Background: Sentinel-lymph-node mapping has been advocated as an alternative staging technique for endometrial cancer. The aim of this study was to measure the sensitivity and negative predictive value of sentinel-lymph-node mapping compared with the gold standard of complete lymphadenectomy in detecting metastatic disease for endometrial cancer.
Methods: In the FIRES multicentre, prospective, cohort study patients with clinical stage 1 endometrial cancer of all histologies and grades undergoing robotic staging were eligible for study inclusion. Patients received a standardised cervical injection of indocyanine green and sentinel-lymph-node mapping followed by pelvic lymphadenectomy with or without para-aortic lymphadenectomy. 18 surgeons from ten centres (tertiary academic and community non-academic) in the USA participated in the trial. Negative sentinel lymph nodes (by haematoxylin and eosin staining on sections) were ultra-staged with immunohistochemistry for cytokeratin. The primary endpoint, sensitivity of the sentinel-lymph-node-based detection of metastatic disease, was defined as the proportion of patients with node-positive disease with successful sentinel-lymph-node mapping who had metastatic disease correctly identified in the sentinel lymph node. Patients who had mapping of at least one sentinel lymph node were included in the primary analysis (per protocol). All patients who received study intervention (injection of dye), regardless of mapping result, were included as part of the assessment of mapping and in the safety analysis in an intention-to-treat manner. The trial was registered with ClinicalTrials.gov, number NCT01673022 and is completed and closed.
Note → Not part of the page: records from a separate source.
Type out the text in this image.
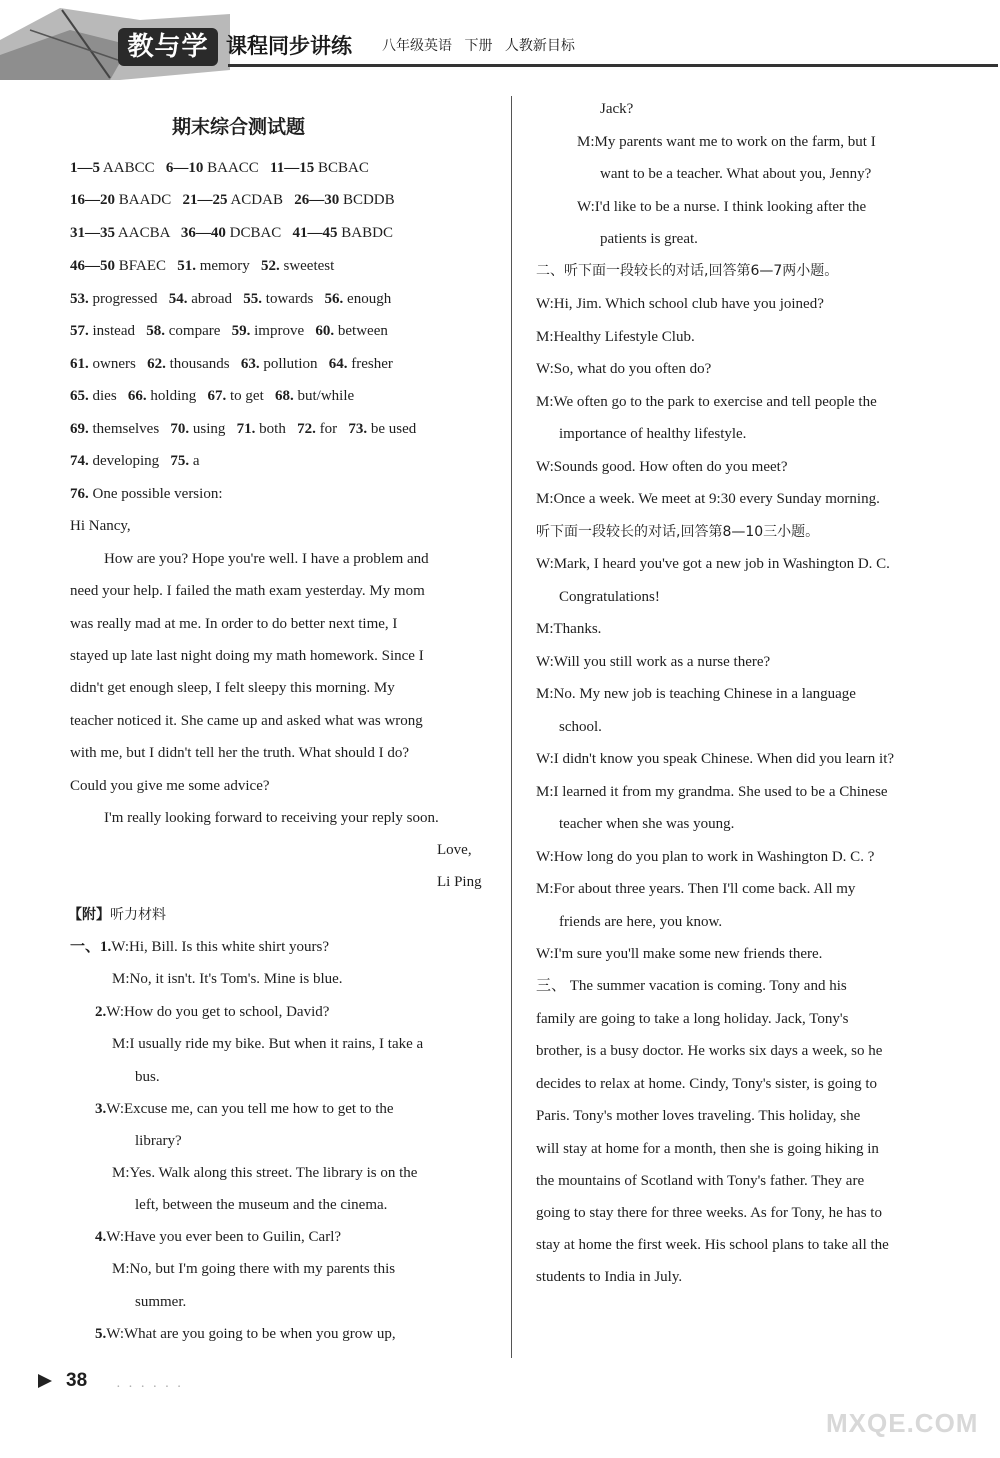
教与学 课程同步讲练 八年级英语 下册 人教新目标
期末综合测试题
1—5 AABCC   6—10 BAACC   11—15 BCBAC
16—20 BAADC   21—25 ACDAB   26—30 BCDDB
31—35 AACBA   36—40 DCBAC   41—45 BABDC
46—50 BFAEC   51. memory   52. sweetest
53. progressed   54. abroad   55. towards   56. enough
57. instead   58. compare   59. improve   60. between
61. owners   62. thousands   63. pollution   64. fresher
65. dies   66. holding   67. to get   68. but/while
69. themselves   70. using   71. both   72. for   73. be used
74. developing   75. a
76. One possible version:
Hi Nancy,
How are you? Hope you're well. I have a problem and
need your help. I failed the math exam yesterday. My mom
was really mad at me. In order to do better next time, I
stayed up late last night doing my math homework. Since I
didn't get enough sleep, I felt sleepy this morning. My
teacher noticed it. She came up and asked what was wrong
with me, but I didn't tell her the truth. What should I do?
Could you give me some advice?
I'm really looking forward to receiving your reply soon.
Love,
Li Ping
【附】听力材料
一、1.W:Hi, Bill. Is this white shirt yours?
M:No, it isn't. It's Tom's. Mine is blue.
2.W:How do you get to school, David?
M:I usually ride my bike. But when it rains, I take a
bus.
3.W:Excuse me, can you tell me how to get to the
library?
M:Yes. Walk along this street. The library is on the
left, between the museum and the cinema.
4.W:Have you ever been to Guilin, Carl?
M:No, but I'm going there with my parents this
summer.
5.W:What are you going to be when you grow up,
Jack?
M:My parents want me to work on the farm, but I
want to be a teacher. What about you, Jenny?
W:I'd like to be a nurse. I think looking after the
patients is great.
二、听下面一段较长的对话,回答第6—7两小题。
W:Hi, Jim. Which school club have you joined?
M:Healthy Lifestyle Club.
W:So, what do you often do?
M:We often go to the park to exercise and tell people the
importance of healthy lifestyle.
W:Sounds good. How often do you meet?
M:Once a week. We meet at 9:30 every Sunday morning.
听下面一段较长的对话,回答第8—10三小题。
W:Mark, I heard you've got a new job in Washington D. C.
Congratulations!
M:Thanks.
W:Will you still work as a nurse there?
M:No. My new job is teaching Chinese in a language
school.
W:I didn't know you speak Chinese. When did you learn it?
M:I learned it from my grandma. She used to be a Chinese
teacher when she was young.
W:How long do you plan to work in Washington D. C. ?
M:For about three years. Then I'll come back. All my
friends are here, you know.
W:I'm sure you'll make some new friends there.
三、 The summer vacation is coming. Tony and his
family are going to take a long holiday. Jack, Tony's
brother, is a busy doctor. He works six days a week, so he
decides to relax at home. Cindy, Tony's sister, is going to
Paris. Tony's mother loves traveling. This holiday, she
will stay at home for a month, then she is going hiking in
the mountains of Scotland with Tony's father. They are
going to stay there for three weeks. As for Tony, he has to
stay at home the first week. His school plans to take all the
students to India in July.
38 · · · · · ·
MXQE.COM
Findings: Between Aug 1, 2012, and Oct 20, 2015, 385 patients were enrolled. Sentinel-lymph-node mapping with complete pelvic lymphadenectomy was done in 340 patients and para-aortic lymphadenectomy was done in 196 (58%) of these patients. 293 (86%) patients had successful mapping of at least one sentinel lymph node. 41 (12%) patients had positive nodes, 36 of whom had at least one mapped sentinel lymph node. Nodal metastases were identified in the sentinel lymph nodes of 35 (97%) of these 36 patients, yielding a sensitivity to detect node-positive disease of 97·2% (95% CI 85·0-100), and a negative predictive value of 99·6% (97·9-100). The most common grade 3-4 adverse events or serious adverse events were postoperative neurological disorders (4 patients) and postoperative respiratory distress or failure (4 patients). 22 patients had serious adverse events, with one related to the study intervention: a ureteral injury incurred during sentinel-lymph-node dissection.
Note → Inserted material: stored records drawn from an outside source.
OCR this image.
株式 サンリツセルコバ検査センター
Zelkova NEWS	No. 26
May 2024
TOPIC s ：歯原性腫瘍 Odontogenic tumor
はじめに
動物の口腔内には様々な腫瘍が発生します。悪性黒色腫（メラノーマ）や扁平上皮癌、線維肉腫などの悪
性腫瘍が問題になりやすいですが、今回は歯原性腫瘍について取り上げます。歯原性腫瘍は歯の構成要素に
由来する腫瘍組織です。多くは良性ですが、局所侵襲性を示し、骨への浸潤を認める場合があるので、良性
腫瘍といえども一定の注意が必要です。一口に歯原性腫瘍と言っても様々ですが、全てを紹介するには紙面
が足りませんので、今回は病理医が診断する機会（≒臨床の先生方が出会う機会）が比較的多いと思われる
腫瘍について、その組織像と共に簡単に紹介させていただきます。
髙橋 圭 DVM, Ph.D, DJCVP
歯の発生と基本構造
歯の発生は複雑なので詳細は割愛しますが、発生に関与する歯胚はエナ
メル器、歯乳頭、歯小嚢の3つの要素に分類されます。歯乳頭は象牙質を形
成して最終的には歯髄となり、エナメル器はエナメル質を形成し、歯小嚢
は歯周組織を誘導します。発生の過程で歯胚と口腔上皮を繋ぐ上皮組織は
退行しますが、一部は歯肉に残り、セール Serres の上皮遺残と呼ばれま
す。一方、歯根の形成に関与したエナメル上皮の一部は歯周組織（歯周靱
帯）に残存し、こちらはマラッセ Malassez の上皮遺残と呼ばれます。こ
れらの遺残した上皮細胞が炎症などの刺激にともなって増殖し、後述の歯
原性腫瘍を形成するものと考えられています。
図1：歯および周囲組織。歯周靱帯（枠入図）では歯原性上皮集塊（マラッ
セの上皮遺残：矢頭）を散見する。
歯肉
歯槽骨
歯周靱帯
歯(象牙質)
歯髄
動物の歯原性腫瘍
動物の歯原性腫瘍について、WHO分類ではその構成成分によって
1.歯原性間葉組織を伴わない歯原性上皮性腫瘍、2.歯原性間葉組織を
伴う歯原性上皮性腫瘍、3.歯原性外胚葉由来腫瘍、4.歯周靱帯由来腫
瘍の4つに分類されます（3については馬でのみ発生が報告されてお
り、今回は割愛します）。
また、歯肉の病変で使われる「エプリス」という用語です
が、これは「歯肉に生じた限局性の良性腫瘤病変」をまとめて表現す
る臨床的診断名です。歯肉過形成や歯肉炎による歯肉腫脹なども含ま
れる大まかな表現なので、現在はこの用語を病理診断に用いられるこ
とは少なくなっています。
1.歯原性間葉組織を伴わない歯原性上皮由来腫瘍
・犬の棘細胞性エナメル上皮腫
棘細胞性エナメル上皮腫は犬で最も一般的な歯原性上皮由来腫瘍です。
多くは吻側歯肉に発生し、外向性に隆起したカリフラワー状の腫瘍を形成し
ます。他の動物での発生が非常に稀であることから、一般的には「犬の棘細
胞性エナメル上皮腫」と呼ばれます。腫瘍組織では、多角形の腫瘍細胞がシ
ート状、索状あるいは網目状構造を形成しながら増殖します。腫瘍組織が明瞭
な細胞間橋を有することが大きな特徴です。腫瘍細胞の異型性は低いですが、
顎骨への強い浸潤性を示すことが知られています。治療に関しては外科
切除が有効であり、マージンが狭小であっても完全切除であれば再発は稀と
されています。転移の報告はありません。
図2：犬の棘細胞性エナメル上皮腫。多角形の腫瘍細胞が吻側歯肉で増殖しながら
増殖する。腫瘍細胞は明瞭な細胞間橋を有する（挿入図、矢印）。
Interpretation: Sentinel lymph nodes identified with indocyanine green have a high degree of diagnostic accuracy in detecting endometrial cancer metastases and can safely replace lymphadenectomy in the staging of endometrial cancer. Sentinel lymph node biopsy will not identify metastases in 3% of patients with node-positive disease, but has the potential to expose fewer patients to the morbidity of a complete lymphadenectomy.
Funding: Indiana University Health, Indiana University Health Simon Cancer Center, and the Indiana University Department of Obstetrics and Gynecology.